December 31 1812: Sheaffe's Report


On December 31 1812, Major General Sheaffe, in Fort George, writes to Lord Bathurst, in London, to update him on the status of the war in Upper Canada.

Major General Sheaffe to Lord Bathurst.
Fort George, 31st December, 1812.
No. 1.

My Lord,—Having been so many weeks constantly in presence of an enemy of greatly superior numbers, will, I hope, apologize for me if I have not done myself the honor of addressing Your Lordship so often on the affairs of this Province as may have been expected.
During the season for active operations a great proportion of the male population was necessarily brought forward to aid His Majesty's troops in the defence of the Province. On this frontier from Lake Ontario to Lake Erie the enemy assembled so great a force that all the militia of the neighboring district were called out.

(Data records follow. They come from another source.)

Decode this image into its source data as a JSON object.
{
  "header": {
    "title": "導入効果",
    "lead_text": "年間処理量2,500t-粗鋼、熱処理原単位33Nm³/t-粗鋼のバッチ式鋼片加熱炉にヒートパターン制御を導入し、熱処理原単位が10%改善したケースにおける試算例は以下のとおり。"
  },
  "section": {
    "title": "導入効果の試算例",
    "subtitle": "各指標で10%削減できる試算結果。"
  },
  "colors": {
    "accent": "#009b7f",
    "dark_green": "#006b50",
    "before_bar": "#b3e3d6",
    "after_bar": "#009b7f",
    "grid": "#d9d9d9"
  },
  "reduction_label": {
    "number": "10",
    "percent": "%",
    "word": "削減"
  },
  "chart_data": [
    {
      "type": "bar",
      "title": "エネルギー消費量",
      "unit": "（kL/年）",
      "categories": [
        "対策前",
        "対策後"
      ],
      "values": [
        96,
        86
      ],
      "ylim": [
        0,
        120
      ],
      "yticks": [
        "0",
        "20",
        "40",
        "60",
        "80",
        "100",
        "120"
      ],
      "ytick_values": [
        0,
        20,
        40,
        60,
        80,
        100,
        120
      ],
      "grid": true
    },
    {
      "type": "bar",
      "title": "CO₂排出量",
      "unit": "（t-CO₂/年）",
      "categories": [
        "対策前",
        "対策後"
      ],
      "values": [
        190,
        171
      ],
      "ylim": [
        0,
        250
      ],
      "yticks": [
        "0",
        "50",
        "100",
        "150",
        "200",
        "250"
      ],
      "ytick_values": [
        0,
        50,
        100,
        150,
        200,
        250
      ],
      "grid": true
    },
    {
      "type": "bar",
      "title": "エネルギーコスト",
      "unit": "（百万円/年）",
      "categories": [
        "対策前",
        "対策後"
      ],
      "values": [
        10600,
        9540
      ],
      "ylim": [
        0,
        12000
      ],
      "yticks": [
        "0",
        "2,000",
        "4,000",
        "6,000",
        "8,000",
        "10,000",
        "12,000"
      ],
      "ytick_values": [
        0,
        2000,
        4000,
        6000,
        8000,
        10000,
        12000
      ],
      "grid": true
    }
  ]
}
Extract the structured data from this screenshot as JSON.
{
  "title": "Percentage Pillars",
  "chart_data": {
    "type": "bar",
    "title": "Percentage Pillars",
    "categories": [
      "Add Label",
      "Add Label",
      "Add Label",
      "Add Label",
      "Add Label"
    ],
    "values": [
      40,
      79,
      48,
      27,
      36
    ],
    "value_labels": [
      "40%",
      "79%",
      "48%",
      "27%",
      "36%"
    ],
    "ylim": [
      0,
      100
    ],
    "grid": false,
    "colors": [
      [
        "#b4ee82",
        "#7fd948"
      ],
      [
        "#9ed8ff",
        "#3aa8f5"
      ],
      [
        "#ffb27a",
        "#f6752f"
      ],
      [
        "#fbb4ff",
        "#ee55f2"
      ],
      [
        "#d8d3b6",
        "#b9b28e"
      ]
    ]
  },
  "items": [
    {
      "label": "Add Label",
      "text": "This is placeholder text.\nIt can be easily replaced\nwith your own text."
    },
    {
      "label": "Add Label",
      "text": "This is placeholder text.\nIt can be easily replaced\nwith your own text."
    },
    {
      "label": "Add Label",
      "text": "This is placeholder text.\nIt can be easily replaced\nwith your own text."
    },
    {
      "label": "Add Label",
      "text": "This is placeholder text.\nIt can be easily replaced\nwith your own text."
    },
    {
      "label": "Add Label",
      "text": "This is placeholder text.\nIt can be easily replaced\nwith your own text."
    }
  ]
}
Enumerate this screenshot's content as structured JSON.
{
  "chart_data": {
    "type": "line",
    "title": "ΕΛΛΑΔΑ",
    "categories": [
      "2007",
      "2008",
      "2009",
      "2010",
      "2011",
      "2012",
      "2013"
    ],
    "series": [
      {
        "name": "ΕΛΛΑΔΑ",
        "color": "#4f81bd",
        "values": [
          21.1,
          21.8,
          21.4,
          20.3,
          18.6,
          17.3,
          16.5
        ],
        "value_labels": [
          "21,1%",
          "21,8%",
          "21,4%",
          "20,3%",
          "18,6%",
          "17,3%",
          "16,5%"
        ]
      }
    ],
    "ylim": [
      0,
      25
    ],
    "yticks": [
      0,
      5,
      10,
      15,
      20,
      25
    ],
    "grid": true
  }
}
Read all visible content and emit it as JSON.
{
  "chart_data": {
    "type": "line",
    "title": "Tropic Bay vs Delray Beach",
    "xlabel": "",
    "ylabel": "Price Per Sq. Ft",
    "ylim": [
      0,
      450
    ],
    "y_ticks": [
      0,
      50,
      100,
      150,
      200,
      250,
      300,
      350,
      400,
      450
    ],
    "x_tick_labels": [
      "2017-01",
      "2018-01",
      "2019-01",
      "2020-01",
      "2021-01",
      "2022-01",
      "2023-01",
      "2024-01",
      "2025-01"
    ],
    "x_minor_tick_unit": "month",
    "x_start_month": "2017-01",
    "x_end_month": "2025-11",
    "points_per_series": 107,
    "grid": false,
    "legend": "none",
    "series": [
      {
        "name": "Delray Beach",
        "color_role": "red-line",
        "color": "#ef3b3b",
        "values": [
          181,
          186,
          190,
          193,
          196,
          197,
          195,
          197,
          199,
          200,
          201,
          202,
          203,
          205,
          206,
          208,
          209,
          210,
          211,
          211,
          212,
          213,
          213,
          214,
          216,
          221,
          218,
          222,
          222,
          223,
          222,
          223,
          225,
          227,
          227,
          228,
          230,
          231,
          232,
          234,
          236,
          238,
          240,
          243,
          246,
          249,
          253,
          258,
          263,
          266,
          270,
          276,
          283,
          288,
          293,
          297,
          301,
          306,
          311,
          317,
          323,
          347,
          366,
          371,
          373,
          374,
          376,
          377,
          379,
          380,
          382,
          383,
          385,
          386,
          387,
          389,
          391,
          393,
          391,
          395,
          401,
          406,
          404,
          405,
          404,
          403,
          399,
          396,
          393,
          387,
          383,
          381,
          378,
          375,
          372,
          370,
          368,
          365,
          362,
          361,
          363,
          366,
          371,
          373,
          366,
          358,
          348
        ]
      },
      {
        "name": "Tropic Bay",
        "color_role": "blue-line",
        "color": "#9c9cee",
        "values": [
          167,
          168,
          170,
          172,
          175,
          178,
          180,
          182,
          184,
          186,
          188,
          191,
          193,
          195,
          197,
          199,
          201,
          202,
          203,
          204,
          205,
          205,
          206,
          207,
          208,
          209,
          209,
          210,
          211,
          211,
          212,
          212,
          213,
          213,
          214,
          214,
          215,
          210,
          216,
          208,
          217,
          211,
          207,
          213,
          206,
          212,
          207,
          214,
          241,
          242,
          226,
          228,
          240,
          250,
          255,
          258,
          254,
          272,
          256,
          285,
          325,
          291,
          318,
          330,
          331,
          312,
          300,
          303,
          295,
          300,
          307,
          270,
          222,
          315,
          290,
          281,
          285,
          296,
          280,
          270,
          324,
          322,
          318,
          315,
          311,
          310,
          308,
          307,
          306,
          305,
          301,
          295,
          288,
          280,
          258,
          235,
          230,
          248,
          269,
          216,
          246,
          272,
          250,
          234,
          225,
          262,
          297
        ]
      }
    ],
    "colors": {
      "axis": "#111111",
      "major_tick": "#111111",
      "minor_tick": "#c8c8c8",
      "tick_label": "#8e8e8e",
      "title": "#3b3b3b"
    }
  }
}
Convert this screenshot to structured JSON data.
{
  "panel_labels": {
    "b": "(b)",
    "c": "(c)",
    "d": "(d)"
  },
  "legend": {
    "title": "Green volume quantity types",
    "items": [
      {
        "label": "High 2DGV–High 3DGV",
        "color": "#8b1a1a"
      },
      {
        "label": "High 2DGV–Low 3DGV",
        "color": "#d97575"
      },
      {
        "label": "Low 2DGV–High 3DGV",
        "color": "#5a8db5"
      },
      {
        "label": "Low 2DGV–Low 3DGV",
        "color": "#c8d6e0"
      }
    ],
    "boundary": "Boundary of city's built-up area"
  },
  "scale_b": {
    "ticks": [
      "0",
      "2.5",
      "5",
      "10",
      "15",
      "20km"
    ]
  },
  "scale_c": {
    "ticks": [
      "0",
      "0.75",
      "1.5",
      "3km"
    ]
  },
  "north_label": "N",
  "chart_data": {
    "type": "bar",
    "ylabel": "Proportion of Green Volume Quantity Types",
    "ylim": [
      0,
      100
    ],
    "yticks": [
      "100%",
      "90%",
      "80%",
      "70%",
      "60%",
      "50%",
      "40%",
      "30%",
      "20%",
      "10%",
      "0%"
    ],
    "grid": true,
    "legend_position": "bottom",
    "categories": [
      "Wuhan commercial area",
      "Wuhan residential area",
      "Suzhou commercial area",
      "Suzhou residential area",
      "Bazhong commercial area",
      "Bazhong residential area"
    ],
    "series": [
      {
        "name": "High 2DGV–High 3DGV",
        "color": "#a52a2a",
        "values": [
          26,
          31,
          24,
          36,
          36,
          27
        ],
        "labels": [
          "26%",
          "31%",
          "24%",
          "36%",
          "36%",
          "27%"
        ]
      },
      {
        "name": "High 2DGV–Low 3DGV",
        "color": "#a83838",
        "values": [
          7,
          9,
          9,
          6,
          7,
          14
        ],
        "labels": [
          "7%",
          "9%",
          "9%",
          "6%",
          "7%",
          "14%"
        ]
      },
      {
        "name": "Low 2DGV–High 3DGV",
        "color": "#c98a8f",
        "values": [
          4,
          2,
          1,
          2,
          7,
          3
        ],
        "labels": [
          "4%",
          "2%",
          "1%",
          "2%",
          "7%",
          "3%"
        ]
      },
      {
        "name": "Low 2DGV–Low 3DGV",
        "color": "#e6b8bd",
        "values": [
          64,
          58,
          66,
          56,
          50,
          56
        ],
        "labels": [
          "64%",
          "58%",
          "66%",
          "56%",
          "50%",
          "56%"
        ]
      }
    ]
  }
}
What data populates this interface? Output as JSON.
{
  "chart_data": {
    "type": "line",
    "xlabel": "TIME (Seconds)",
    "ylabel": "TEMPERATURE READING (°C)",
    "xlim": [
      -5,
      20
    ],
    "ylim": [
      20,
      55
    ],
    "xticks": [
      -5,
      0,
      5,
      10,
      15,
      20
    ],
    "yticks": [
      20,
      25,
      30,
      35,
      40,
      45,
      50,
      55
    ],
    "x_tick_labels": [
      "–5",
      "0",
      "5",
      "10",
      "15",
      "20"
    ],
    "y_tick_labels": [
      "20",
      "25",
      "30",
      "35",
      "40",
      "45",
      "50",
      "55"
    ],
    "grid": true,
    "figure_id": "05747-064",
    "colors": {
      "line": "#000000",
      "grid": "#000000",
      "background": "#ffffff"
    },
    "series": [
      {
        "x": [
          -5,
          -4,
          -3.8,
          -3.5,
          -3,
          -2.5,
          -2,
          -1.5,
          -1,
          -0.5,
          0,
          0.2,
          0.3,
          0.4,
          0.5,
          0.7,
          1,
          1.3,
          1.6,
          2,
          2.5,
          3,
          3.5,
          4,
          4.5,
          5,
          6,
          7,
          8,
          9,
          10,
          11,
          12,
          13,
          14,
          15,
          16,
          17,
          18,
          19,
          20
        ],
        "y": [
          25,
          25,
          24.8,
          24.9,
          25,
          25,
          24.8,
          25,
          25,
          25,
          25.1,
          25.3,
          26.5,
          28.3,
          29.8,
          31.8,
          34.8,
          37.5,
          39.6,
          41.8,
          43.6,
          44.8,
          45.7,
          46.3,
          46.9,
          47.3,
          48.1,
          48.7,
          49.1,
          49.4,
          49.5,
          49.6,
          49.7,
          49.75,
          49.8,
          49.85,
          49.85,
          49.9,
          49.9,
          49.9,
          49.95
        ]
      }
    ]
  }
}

December 30 1812: Dinner and Cards


After dinner a rubber at Lamb's; then went with Lamb and Burney to Rickman's. Hazlitt there. Cards, as usual, were our amusement. Lamb was in a pleasant mood. Rickman produced one of Chatterton's forgeries. In one manuscript there were seventeen different kinds of e's. "0," said Lamb, "that must have been written by one of the Mob of gentlemen who write with ease."
           — Henry Crabb Robinson writes in his diary for December 30th, 1812 


Or damn all Shakespeare, like th' affected fool
At court, who hates whate'er he read at school.


 But for the wits of either Charles's days,
The mob of gentlemen who wrote with ease;
Sprat, Carew, Sedley, and a hundred more,
(Like twinkling stars the Miscellanies o'er)
One simile, that solitary shines
In the dry desert of a thousand lines,
Or lengthen'd thought that gleams through many a page,
Has sanctified whole poems for an age.

           —  Imitations of Horace by Alexander Pope, 

December 29 1812: Constitution Defeats HMS Java



On December 29 1812, the USS Constitution engages and defeats the HMS Java off the coast of Brazil. The Constitution suffers 34 men killed and wounded. The Java has 150 men killed or wounded. William Bainbridge, the captain of the Constitution, is wounded twice during the battle. Captain Lambert of the Java is killed. The Java cannot be salvaged and is sunk.

Theodore Roosevelt wrote about the sea battle in The Naval War of 1812. He described the encounter as follows:

At 9 A.M., Dec. 29, 1812, while the Constitution was running along the coast of Brazil, about thirty miles off shore in latitude 13° 6' S., and longitude 31° W, two strange sail were made, inshore and to windward. These were H. B. M. frigate Java, Captain Lambert, forty-eight days out of Spithead, England, with the captured ship William in company. Directing the latter to make for San Salvador, the Java bore down in chase of the Constitution. The wind was blowing light from the N.N.E., and there was very little sea on.